Rabu, 01 Juni 2016

Dangdut Cabul Dilarang

Stigma negatif terhadap lagu dangdut kembali mencuat. Tanggal 11 April lalu, Komisi Penyiaran Indonesia Daerah (KPID) Jawa Barat mengeluarkan Surat Edaran No. 001/KPID JBR/04/2016. Surat edaran itu berisi pelarangan dan pembatasan terhadap beberapa lagu dangdut untuk disiarkan di radio maupun televisi lokal pada 27 kabupaten/kota di Jawa Barat. Alasannya, lagu tersebut mengandung unsur pornografi, sehingga dikhawatirkan menimbulkan dampak negatif bagi masyarakat.
Sebanyak 13 lagu, dinyatakan dilarang untuk diputar di radio maupun televisi. Di antaranya adalah Satu Jam Saja (Zaskia Gotik), Hamil Duluan (Tuti Wibowo), dan Paling Suka 69 (Julia Perez). Selain itu, juga diputuskan untuk membatasi penyiaran sebanyak 11 lagu. Lagu itu hanya boleh disiarkan di atas pukul 22.00. Di antara lagu itu adalah Belah Duren (Julia Perez), Cinta Satu Malam (Melinda), dan Geboy Mujaer (Ayu Ting Ting).

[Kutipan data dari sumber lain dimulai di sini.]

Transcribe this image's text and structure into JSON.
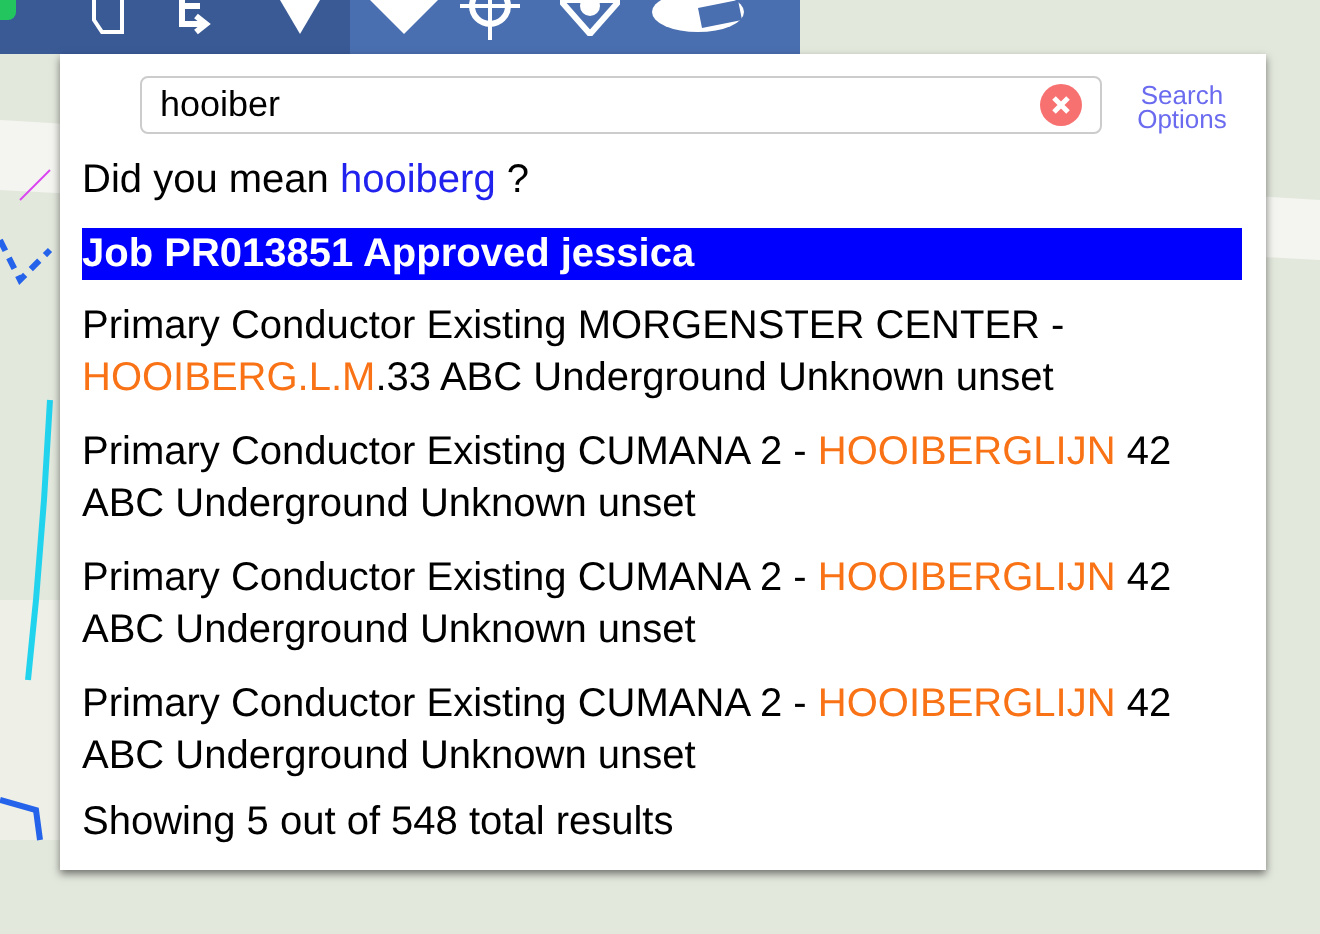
{
  "search": {
    "value": "hooiber",
    "options_link": "Search Options"
  },
  "suggestion": {
    "prefix": "Did you mean",
    "term": "hooiberg",
    "suffix": "?"
  },
  "results": [
    {
      "selected": true,
      "segments": [
        {
          "text": "Job PR013851 Approved jessica",
          "highlight": false
        }
      ]
    },
    {
      "selected": false,
      "segments": [
        {
          "text": "Primary Conductor Existing MORGENSTER CENTER - ",
          "highlight": false
        },
        {
          "text": "HOOIBERG.L.M",
          "highlight": true
        },
        {
          "text": ".33 ABC Underground Unknown unset",
          "highlight": false
        }
      ]
    },
    {
      "selected": false,
      "segments": [
        {
          "text": "Primary Conductor Existing CUMANA 2 - ",
          "highlight": false
        },
        {
          "text": "HOOIBERGLIJN",
          "highlight": true
        },
        {
          "text": " 42 ABC Underground Unknown unset",
          "highlight": false
        }
      ]
    },
    {
      "selected": false,
      "segments": [
        {
          "text": "Primary Conductor Existing CUMANA 2 - ",
          "highlight": false
        },
        {
          "text": "HOOIBERGLIJN",
          "highlight": true
        },
        {
          "text": " 42 ABC Underground Unknown unset",
          "highlight": false
        }
      ]
    },
    {
      "selected": false,
      "segments": [
        {
          "text": "Primary Conductor Existing CUMANA 2 - ",
          "highlight": false
        },
        {
          "text": "HOOIBERGLIJN",
          "highlight": true
        },
        {
          "text": " 42 ABC Underground Unknown unset",
          "highlight": false
        }
      ]
    }
  ],
  "summary": "Showing 5 out of 548 total results"
}
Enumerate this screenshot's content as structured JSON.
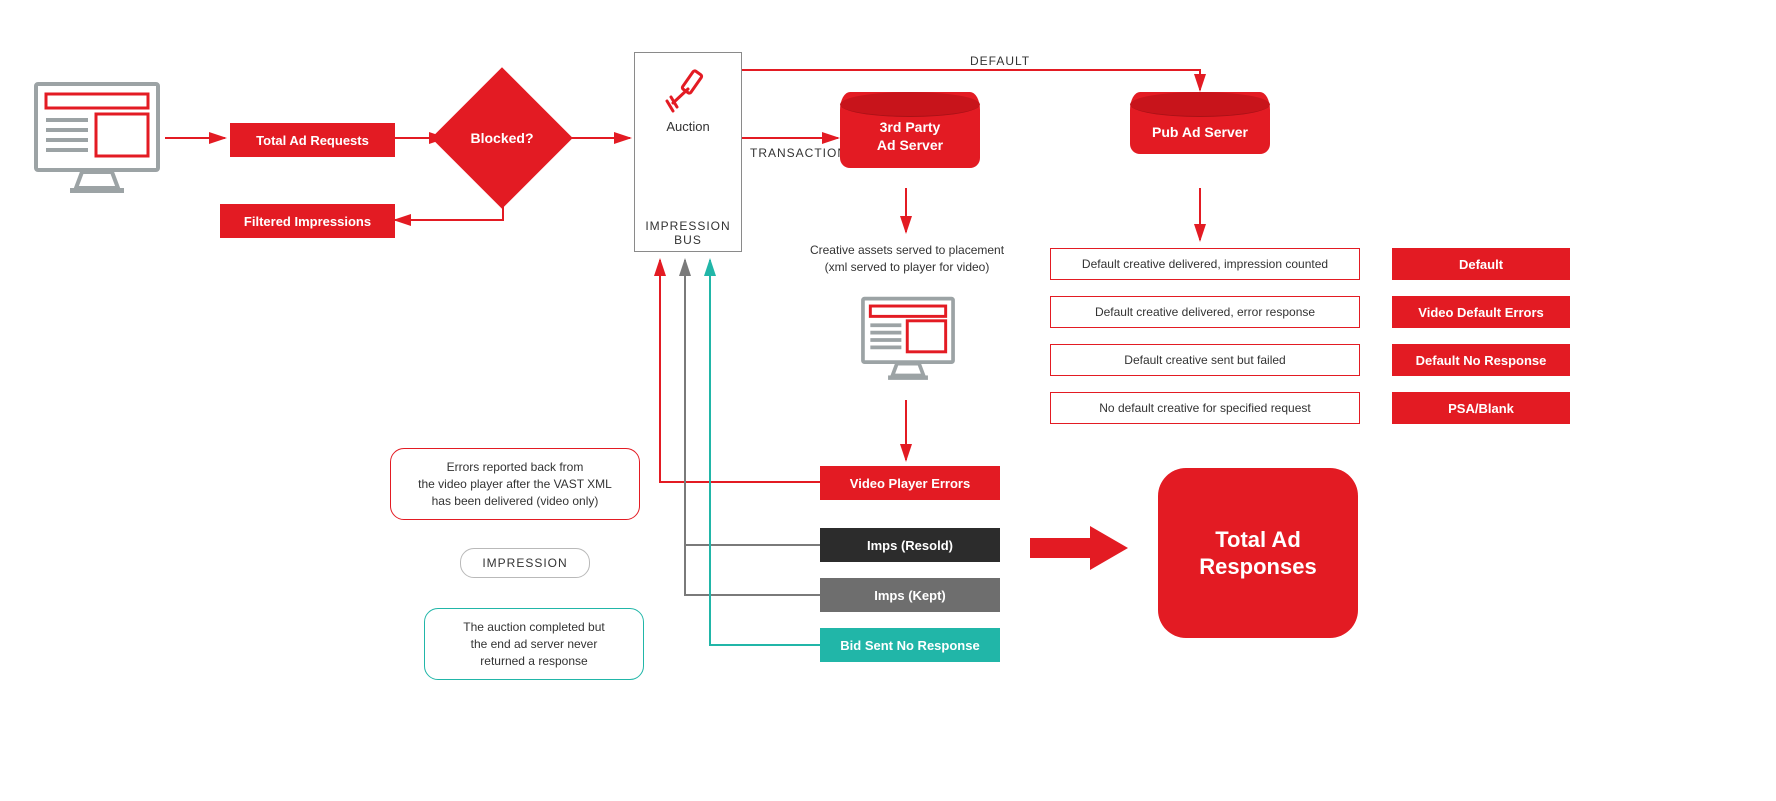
{
  "labels": {
    "totalAdRequests": "Total Ad Requests",
    "blocked": "Blocked?",
    "filteredImpressions": "Filtered Impressions",
    "auction": "Auction",
    "impressionBus": "IMPRESSION BUS",
    "transaction": "TRANSACTION",
    "default": "DEFAULT",
    "thirdPartyAdServer": "3rd Party\nAd Server",
    "pubAdServer": "Pub Ad Server",
    "creativeNote": "Creative assets served to placement\n(xml served to player for video)",
    "videoPlayerErrors": "Video Player Errors",
    "impsResold": "Imps (Resold)",
    "impsKept": "Imps (Kept)",
    "bidSentNoResponse": "Bid Sent No Response",
    "noteErrors": "Errors reported back from\nthe video player after the VAST XML\nhas been delivered (video only)",
    "impression": "IMPRESSION",
    "noteAuctionComplete": "The auction completed but\nthe end ad server never\nreturned a response",
    "defaultDeliveredCounted": "Default creative delivered, impression counted",
    "defaultDeliveredError": "Default creative delivered, error response",
    "defaultSentFailed": "Default creative sent but failed",
    "noDefaultCreative": "No default creative for specified request",
    "defaultTag": "Default",
    "videoDefaultErrors": "Video Default Errors",
    "defaultNoResponse": "Default No Response",
    "psaBlank": "PSA/Blank",
    "totalAdResponses": "Total Ad\nResponses"
  },
  "colors": {
    "red": "#E31B23",
    "dark": "#2c2c2c",
    "gray": "#6e6e6e",
    "teal": "#21B6A8"
  }
}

Keputusan KPID Jawa Barat tersebut, tak pelak menimbulkan sejumlah protes dari kalangan artis dangdut maupun penggiat seni yang tak terima karyanya dicap negatif. Bagi mereka, persepsi makna sebuah lagu, apakah menjurus kepada unsur seksual maupun pornografi, sangat subjektif. Di sisi lain, KPID merasa, lagu tersebut, secara jelas, memang menonjolkan kesan-kesan seksual.
Hukum Melarang
Secara normatif, hal yang mengandung unsur pornografi, tentu terlarang untuk dipertunjukkan secara bebas. Di Indonesia, larangan itu tercantum dalam UU No. 44 Tahun 2008 tentang Pornografi. Defisini pornografi dalam UU tersebut adalah gambar, sketsa, ilustrasi, foto, tulisan, suara, bunyi, gambar bergerak, animasi, kartun, percakapan, gerak tubuh, atau bentuk pesan lainnya melalui berbagai bentuk media komunikasi dan/atau pertunjukan di muka umum, yang memuat kecabulan atau eksploitasi seksual yang melanggar norma kesusilaan dalam masyarakat.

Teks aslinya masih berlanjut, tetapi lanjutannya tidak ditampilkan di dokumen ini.